Our aims were to explore 1) how native T1 and extracellular volume (ECV) measured on CMR changed with time in infarcted myocardium; 2) the correlation between ECV and native T1 against histology-evaluated ECV.

Methods and materials:

A total of 22 pigs were subjected to occlude anterior descending artery and underwent serial CMR examinations at acute(within 24h, n = 22), subacute (7 days, n = 13) and chronic (3 months. n = 6) after myocardial infarction (MI). The CMR protocol included cine, Modified Look-Lock Inversion (MOLLI) recovery and late gadolinium enhancement (LGE). Hematoxylin-eosin and Masson trichrome staining were conducted following scanning. The CMR exams and histopathological staining were performed in the same day.

Results:

Infarcted native T1 changed with peaking at 7 days while a progressively increasing was observed in ECV during 3 months. The histology-evaluated ECV demonstrated a well correlation in the comparison with native T1 (acute, r = 0.89, p < 0.001; subacute, r = 0.94, p < 0.001; chronic, r = 0.83, p < 0.001); Also, a high correlation was found when compared with CMR-measured ECV (acute, r = 0.89, p < 0.001; subacute, r=0.96, p < 0.001; chronic, r = 0.82, p < 0.001).

Conclusion:

Both native T1 and ECV in infarcted myocardium demonstrated dynamical changed with time. This may be explained by the severe interstitial oedema and the progressive collagenous deposition. These results have implication for the timing of CMR imaging early after MI.

Limitations:

The experimental setup did not allow for baseline examination and early imaging after MI.

Ethics committee approval

This study was approved by the institutional ethics review board.

Funding:

No funding was received for this work.

14
MyT3 16 - Evaluation of image quality and radiation dose with prospective ECG-gated 80-slice CT angiography, in 182 consecutive children examinations with congenital heart disease

MyT3 16 - Evaluation of image quality and radiation dose with prospective ECG-gated 80-slice CT angiography, in 182 consecutive children examinations with congenital heart disease

03:38K. Warin Fresse, Nantes / FR

Purpose:

Computed tomography angiography (CTA) is a reliable imaging tool to evaluate children congenital heart disease (CHD) but requires radiation exposure. This study aims to investigate image quality and radiation dose with a prospective electrocardiogram (ECG)-gated 80-slice CTA, in 182 consecutive children examinations with CHD.

Methods and materials:

182 consecutive examinations performed with a prospective ECG-gated 80-slice CTA from March 2016 to December 2017 in Nantes university hospital were retrospectively analysed.
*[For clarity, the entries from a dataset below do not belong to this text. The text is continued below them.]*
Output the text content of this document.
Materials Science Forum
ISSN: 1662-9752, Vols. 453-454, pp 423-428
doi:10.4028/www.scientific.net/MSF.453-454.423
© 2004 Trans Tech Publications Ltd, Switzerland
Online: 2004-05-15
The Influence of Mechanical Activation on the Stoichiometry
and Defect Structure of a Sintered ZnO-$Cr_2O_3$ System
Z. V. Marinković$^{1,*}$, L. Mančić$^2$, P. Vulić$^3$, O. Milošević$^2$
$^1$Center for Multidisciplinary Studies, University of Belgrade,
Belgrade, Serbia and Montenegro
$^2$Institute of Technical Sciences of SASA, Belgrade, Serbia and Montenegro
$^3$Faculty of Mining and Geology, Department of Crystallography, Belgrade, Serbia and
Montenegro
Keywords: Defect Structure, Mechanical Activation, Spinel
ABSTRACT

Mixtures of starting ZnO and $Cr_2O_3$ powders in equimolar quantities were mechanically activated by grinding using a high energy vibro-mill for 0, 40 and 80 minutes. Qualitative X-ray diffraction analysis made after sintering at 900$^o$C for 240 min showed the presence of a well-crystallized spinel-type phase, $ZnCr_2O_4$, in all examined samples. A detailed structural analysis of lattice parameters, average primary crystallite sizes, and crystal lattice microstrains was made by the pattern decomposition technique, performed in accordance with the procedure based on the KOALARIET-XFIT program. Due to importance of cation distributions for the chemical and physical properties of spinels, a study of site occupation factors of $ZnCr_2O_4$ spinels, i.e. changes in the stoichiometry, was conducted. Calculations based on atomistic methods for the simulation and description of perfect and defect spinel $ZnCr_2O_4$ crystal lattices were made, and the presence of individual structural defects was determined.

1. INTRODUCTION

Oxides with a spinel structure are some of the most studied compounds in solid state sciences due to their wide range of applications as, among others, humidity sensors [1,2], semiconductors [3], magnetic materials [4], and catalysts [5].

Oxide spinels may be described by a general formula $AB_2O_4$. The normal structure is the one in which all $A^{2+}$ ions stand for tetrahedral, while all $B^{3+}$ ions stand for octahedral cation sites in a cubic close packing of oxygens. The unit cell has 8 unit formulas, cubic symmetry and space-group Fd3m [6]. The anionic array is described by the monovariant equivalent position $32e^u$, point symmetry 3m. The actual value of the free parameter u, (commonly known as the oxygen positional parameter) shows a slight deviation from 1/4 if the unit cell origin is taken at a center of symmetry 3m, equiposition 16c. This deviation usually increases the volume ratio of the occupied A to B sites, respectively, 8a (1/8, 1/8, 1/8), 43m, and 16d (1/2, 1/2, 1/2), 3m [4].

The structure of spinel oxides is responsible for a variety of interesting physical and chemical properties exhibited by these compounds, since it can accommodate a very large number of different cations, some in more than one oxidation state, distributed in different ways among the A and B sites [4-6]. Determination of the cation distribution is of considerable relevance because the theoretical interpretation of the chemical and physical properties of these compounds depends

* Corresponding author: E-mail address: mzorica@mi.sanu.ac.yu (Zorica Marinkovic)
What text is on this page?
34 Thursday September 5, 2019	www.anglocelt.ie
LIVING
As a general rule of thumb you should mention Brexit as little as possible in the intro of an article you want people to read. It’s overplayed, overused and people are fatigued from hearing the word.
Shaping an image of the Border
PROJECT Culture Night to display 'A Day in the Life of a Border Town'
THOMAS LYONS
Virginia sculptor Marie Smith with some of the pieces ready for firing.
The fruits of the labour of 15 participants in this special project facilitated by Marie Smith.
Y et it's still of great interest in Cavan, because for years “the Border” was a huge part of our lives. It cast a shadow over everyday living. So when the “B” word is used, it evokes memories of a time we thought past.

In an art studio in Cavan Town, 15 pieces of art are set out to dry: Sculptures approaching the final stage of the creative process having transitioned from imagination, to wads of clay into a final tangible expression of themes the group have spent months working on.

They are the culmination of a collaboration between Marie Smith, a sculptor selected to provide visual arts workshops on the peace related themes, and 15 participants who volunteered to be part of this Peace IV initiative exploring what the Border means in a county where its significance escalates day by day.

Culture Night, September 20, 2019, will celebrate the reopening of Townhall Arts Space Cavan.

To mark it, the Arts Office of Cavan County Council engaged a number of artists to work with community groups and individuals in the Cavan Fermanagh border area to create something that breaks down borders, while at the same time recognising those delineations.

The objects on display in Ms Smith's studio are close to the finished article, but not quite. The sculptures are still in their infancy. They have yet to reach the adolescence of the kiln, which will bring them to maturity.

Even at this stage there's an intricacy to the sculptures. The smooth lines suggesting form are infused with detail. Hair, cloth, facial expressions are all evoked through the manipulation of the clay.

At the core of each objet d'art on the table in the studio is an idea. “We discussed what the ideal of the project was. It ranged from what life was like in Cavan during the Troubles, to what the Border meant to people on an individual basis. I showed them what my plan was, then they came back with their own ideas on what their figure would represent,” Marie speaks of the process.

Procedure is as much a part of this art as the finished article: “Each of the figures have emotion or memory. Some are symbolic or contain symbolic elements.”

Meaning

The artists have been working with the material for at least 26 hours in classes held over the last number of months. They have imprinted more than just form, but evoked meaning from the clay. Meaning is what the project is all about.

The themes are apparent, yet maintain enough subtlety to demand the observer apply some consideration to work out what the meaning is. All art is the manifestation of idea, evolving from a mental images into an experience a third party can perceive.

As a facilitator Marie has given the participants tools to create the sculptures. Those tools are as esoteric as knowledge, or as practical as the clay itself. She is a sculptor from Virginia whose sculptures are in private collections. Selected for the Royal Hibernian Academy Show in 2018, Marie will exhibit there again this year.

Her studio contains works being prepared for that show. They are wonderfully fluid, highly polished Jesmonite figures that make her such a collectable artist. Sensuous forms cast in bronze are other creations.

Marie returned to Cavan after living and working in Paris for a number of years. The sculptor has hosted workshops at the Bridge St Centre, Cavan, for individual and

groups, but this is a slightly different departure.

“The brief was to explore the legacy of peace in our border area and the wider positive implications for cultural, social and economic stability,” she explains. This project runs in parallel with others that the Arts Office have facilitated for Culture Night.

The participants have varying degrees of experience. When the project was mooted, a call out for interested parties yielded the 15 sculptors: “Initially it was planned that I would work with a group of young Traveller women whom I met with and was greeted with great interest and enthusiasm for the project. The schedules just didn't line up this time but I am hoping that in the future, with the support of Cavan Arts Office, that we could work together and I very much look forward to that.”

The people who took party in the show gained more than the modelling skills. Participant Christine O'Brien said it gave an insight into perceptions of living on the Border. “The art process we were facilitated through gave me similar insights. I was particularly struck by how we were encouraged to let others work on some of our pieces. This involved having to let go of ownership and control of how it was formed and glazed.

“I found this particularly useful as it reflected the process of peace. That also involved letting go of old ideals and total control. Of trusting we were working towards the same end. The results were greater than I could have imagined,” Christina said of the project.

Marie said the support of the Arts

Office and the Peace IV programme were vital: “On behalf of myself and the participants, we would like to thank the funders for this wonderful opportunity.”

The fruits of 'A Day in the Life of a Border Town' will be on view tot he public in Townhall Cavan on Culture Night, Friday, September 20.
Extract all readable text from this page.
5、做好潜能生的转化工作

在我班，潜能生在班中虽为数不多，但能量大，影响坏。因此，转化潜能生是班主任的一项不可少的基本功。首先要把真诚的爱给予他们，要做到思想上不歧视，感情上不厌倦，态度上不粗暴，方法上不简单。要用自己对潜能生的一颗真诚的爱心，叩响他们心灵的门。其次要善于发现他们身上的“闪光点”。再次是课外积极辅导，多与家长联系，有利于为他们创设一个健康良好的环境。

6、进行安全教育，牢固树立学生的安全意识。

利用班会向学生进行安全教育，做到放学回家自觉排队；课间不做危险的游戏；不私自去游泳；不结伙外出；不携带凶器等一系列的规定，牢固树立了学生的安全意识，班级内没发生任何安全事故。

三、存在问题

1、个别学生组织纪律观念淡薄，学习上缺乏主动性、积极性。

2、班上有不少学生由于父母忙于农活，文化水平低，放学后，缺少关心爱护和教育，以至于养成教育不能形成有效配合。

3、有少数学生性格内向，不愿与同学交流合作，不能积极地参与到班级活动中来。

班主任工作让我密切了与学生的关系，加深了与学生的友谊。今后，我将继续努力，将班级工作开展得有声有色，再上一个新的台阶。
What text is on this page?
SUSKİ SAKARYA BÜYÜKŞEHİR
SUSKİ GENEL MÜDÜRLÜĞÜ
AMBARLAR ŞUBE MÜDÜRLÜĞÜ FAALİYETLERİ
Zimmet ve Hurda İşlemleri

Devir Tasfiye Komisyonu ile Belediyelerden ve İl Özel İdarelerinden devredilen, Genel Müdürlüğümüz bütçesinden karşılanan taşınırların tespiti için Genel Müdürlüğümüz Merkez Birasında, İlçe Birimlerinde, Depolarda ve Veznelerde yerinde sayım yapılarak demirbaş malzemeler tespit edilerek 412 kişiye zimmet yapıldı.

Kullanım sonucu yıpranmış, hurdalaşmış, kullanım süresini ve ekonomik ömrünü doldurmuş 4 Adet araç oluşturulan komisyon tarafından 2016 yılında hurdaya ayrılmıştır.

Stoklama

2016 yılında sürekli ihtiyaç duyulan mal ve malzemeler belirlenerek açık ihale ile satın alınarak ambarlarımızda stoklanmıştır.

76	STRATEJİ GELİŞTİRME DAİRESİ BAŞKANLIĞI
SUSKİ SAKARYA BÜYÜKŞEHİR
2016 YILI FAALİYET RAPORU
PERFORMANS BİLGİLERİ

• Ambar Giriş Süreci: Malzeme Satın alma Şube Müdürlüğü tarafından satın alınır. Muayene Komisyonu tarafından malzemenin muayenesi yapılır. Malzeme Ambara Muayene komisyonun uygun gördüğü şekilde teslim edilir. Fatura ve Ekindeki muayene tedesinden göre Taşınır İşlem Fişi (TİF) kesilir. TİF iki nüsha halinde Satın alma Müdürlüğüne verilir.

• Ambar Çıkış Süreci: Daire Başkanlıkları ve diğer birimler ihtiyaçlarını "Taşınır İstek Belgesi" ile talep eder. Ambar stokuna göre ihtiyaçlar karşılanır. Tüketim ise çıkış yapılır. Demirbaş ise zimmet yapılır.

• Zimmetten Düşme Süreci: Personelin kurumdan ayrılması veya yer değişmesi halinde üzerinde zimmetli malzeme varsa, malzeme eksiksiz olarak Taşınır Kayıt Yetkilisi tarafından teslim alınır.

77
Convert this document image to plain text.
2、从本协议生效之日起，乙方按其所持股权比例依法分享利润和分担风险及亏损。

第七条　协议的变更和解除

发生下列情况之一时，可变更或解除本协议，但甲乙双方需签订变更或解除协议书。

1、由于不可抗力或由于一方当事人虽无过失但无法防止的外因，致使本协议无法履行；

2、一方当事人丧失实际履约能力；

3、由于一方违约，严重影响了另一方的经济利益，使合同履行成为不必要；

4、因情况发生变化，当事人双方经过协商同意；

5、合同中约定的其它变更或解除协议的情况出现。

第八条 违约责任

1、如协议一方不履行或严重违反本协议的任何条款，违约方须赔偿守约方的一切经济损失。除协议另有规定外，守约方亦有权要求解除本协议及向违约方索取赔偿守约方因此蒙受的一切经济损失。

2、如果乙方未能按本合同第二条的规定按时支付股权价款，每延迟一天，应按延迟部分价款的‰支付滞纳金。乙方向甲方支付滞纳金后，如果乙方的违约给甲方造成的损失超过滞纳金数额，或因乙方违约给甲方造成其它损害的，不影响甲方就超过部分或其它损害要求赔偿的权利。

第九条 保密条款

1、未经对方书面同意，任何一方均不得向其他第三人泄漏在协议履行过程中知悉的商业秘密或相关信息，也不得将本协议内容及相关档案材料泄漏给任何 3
Radiation dose was assessed by dose length product (DLP) and effective dose (E). The objective quality image was assessed by contrast to noise ratio (CNR) and subjective quality image by two radiologists with a 10-point scale evaluating visualisation of coronary arteries. Correlation between quality image, radiation dose, age, weight, heart rate was analysed.

Results:

DLPand E were 29.3±15.5mGy.cm and 0.6±0.2mSv respectively. Agreement between radiologists for subjective image quality was 0.79. Subjective image quality score was significantly better (p<0.01) with higher age, weight, DLP and lower heart rate in univariate analysis. CNR was significantly lower with increasing weight and DLP (p<0.05) but there was no correlation between CNR and age and heart rate.

Conclusion:

Prospective ECG-gated 80-slice CTA is performing for the evaluation of children CHD with good image quality and low radiation dose. Visualisation of small structures is better when age and weight increase, heart rate decreases and when the radiation dose is more important. CNR evolves in the opposite side to subjective image quality score. It seems less appropriate to assess image quality from the clinical view of the radiologist.

Limitations:

The study is retrospective.

Ethics committee approval

n/a

Funding:

No funding was received for this work.